Timmianut Pikiuqarvik

Course information
- Elevation: 22 metres (72 ft)

Main
- Holes: 18
- Par: 54
- Length: 1,000 metres (3,300 ft)

= Timmianut Pikiuqarvik =

Disc golf course in Nunavut, Canada

Timmianut Pikiuqarvik (ᑎᒻᒥᐊᓄᑦ ᐱᑭᐅᖃᕐᕕᒃ, "where birds nest") is an 18-hole disc golf course in Iqaluit, Nunavut, Canada, located South of Iqaluit Airport, between Sylvia Grinnell Territorial Park and Frobisher Bay. Since its establishment in 2007, it is the only disc golf course in Nunavut and the third course in the Canadian Territories. The course is notable for being completely devoid of trees, since it is one of only a handful disc golf courses located North of the tree line.

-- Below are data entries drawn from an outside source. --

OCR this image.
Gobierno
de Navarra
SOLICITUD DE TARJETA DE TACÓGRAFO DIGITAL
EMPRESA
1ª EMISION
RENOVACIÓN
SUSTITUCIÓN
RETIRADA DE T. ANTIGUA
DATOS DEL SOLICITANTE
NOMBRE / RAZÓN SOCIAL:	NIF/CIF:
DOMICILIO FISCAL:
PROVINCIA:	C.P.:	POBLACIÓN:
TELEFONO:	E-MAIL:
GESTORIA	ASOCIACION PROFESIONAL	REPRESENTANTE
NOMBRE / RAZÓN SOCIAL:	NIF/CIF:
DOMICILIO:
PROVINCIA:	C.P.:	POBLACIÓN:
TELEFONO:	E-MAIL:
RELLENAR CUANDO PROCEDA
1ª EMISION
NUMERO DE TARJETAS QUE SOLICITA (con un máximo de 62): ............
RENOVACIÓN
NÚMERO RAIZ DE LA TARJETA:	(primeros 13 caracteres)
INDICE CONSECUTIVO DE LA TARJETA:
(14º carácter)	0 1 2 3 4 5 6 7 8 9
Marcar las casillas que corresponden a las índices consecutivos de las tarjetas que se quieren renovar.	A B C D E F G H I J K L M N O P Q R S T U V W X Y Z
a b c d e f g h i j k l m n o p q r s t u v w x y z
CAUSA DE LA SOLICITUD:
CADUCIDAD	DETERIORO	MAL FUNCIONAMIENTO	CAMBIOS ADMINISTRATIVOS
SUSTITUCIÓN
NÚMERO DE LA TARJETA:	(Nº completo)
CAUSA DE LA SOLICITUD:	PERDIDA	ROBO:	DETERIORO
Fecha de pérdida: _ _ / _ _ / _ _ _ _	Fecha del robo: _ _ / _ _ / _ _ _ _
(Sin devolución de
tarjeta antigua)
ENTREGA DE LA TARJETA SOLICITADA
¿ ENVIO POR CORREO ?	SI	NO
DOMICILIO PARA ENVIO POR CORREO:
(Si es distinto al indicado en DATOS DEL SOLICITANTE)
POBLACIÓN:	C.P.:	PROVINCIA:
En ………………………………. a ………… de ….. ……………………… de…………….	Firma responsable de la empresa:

This course used to be the most Northern course in Canada, however in 2021, Crocus Bluff Disc Golf Course was created in Dawson City, Yukon.

== Tourism ==

Because of its remoteness, the course is poorly known and rarely played, but often wish-listed by members of the disc golf community. In 2018 and 2019, Iqaluit's Timmianut Pikiuqarvik disc golf course received a brief mention in the Iqaluit Visitor's Guide as an amenity that can be enjoyed in the city.